La reglamentación, entre el trabajo "en marcha" y una disputa política
En junio de este año, el gobernador Osvaldo Jaldo había afirmado que el proceso de reglamentación de la ley se encontraba en marcha. “La Fiscalía de Estado está trabajando con la ministra de Educación, Susana Montaldo, y con una comisión del Poder Legislativo para hacer la reglamentación, que es la base de su funcionamiento”, había declarado antes de asegurar que podría empezar a aplicarse “en muy poco tiempo”.
Sin embargo, un año después de su aprobación y tres meses luego de este anuncio, la norma todavía no se implementa. Para Yedlin, esta demora “no es normal”, pero sigue el mecanismo de otras leyes aprobadas que aún no se reglamentan, como la Ley de Ludopatía. “Habría que ver por qué”, se preguntó.
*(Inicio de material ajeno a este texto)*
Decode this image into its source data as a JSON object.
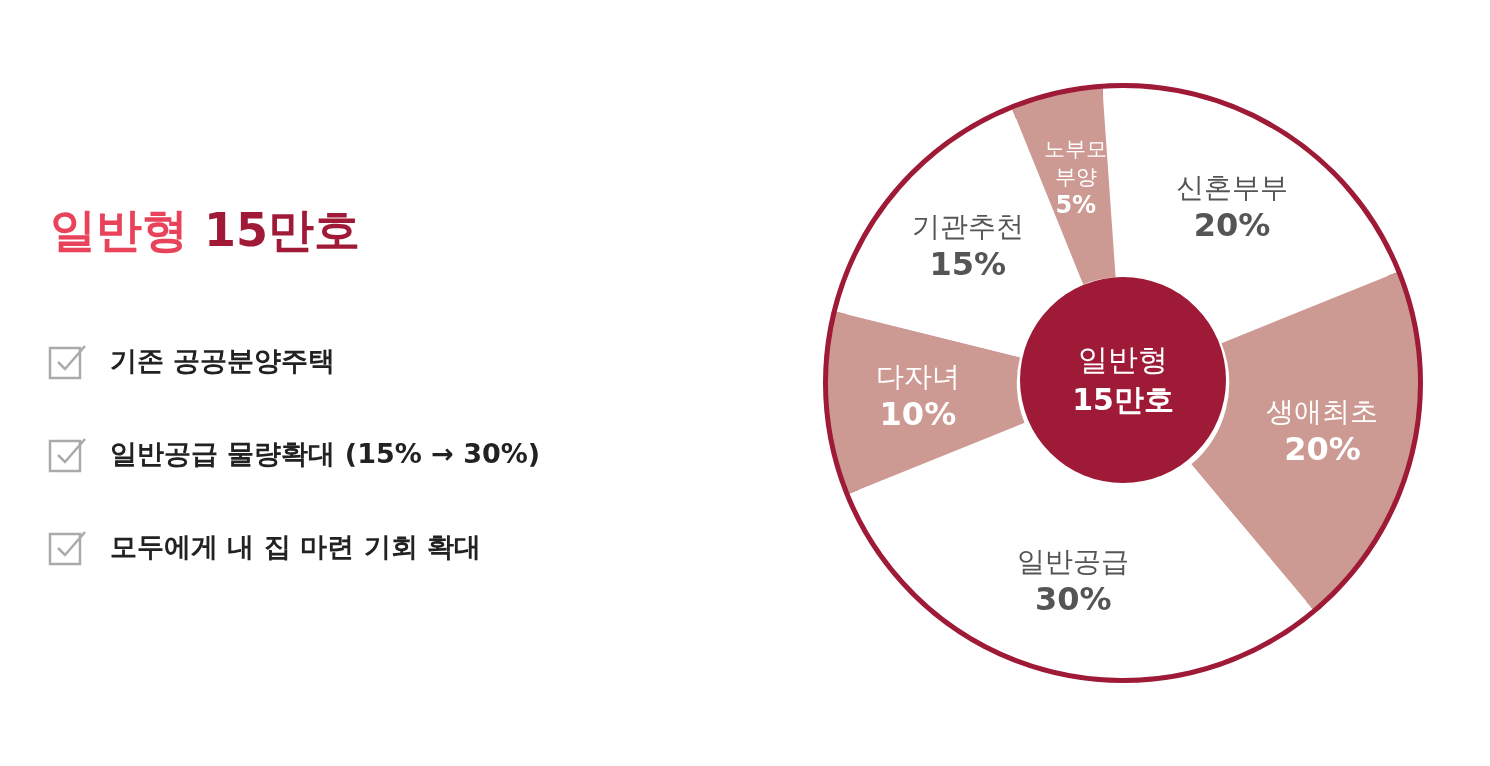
{
  "chart_data": {
    "type": "donut",
    "title": "일반형 15만호",
    "categories": [
      "신혼부부",
      "생애최초",
      "일반공급",
      "다자녀",
      "기관추천",
      "노부모부양"
    ],
    "values": [
      20,
      20,
      30,
      10,
      15,
      5
    ],
    "value_labels": [
      "20%",
      "20%",
      "30%",
      "10%",
      "15%",
      "5%"
    ],
    "colors": [
      "#ffffff",
      "#cc9a92",
      "#ffffff",
      "#cc9a92",
      "#ffffff",
      "#cc9a92"
    ],
    "annotations": [
      "기존 공공분양주택",
      "일반공급 물량확대 (15% → 30%)",
      "모두에게 내 집 마련 기회 확대",
      "일반형 15만호"
    ],
    "legend": false
  }
}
Consultado por las causas de esta paralización, el legislador deslizó que podría deberse a su distanciamiento con el jaldismo y a la disputa que la Casa de Gobierno mantiene con el sector más afín al exgobernador Juan Manzur. “Ideológicamente, estoy seguro que no están en desacuerdo con que haya una mejora en la salud mental. Lo que yo creo es que hay un tema político. No quieren generar algo que beneficie a algún grupo. Pero la ley no es mía, la trabajamos todos”, cerró Yedlin.
El reclamo de los profesionales
El pedido de reglamentación no se limita únicamente al ámbito legislativo. Más allá de las disputas políticas que podrían atravesar la norma, el Colegio de Psicólogos de Tucumán (CPT) reclamó su plena implementación.
“Hemos acompañado cada una de las instancias a las que hemos sido convocados. También hemos celebrado la sanción de esta ley porque retoma el espíritu de la ley nacional y profundiza en otras cuestiones bastante significativas”, explicó Sol Forgas, presidenta del CPT.
En diálogo con este medio, Forgas valoró el abordaje comunitario que establece la Ley Nacional de Salud Mental, a la que la norma provincial adhiere. “La internación tiene que pensarse como último recurso. Se tiene que pensar en una perspectiva y en un abordaje desde el primer nivel de atención”, agregó.
Por eso, los profesionales también reclaman una reglamentación “seria y coherente”, que delinee los presupuestos necesarios para abordar la crisis de salud mental que atraviesa la sociedad. “Una ley sin reglamentación es una ley que corre el riesgo de quedar en su tinta”, concluyó la presidenta.